54. Role of GDNF in stress responses
Important points
Data as a whole supports the hypothesis that the mesolimbic dopamine system is involved in the formation of susceptibility and resistance responses to chronic stress
While IMI rescued GDNF expression in stressed mice, it also upregulated other neurotrophic factors in multiple brain regions. Cant say that GDNF alone was responsible for what we saw.

55. CUMS and Antidepressants Affect Histone Modifications in the GDNF Promoter
Important notes
Data suggests that hyperactive HDACs are involved in the reduction of GDNF expression and subsequent depression-like behaviors induced by CUMS
Reduced H3K4me3 level at the Gdnf promoter in the NAc may be a common mechanism for responses to CUMS, and the reduced H3K27me3 level may be one of the important mechanisms modulating the chromatin microenvironment that primes adaptation responses to CUMS.
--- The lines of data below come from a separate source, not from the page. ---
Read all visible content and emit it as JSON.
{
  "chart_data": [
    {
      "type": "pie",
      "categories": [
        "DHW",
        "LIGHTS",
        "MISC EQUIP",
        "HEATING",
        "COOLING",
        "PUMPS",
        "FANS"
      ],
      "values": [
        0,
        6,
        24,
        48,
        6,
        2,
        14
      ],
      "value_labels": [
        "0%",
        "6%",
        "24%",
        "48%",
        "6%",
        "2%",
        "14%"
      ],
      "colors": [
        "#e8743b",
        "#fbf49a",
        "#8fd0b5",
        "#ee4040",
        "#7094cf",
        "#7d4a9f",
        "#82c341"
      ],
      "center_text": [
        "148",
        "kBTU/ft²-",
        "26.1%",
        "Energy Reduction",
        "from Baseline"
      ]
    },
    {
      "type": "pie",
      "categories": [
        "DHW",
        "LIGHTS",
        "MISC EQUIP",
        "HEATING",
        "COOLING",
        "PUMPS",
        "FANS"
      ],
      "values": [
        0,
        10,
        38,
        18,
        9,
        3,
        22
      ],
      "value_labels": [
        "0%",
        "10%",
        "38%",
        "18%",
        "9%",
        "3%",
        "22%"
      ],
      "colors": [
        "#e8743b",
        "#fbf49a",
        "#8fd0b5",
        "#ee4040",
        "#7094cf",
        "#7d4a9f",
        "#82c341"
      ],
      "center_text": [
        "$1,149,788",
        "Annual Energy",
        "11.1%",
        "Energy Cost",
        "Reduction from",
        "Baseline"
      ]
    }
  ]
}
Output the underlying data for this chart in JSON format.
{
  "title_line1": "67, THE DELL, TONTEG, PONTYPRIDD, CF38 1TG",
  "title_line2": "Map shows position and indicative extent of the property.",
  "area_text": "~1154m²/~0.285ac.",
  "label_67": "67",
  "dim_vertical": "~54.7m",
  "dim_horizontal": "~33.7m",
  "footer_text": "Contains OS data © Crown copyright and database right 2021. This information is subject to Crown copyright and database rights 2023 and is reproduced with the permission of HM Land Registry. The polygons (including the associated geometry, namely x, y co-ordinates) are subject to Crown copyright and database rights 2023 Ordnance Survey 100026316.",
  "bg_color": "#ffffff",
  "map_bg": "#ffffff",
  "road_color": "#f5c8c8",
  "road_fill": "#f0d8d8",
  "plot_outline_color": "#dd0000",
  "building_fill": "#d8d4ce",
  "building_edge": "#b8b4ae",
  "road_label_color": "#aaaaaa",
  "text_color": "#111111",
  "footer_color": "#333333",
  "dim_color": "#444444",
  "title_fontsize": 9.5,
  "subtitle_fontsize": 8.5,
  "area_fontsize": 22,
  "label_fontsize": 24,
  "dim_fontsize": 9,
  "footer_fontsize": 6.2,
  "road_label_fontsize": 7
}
56. DNA Methylation at the GDNF Gene Promoter Is Required for Both Susceptible and Adaptive Responses to CUMS
Important notes
Data indicates that CUMS enhances DNA methylation at particular CpG sites on the GDNF promoter in BALB mice.
Data suggests that the binding of different MeCP2 complexes (i.e., MeCP2-CREB and MeCP2-HDAC2) to the methylated CpG site on the GDNF promoter may be a causal mechanism for the induction and repression of GDNF expression in the NAc of B6 and BALB mice.

57. Conclusion
Dynamic epigenetic regulations of the GDNF promoter in the NAc play important roles in determining both the susceptibility and the adaptation responses to chronic stressful events.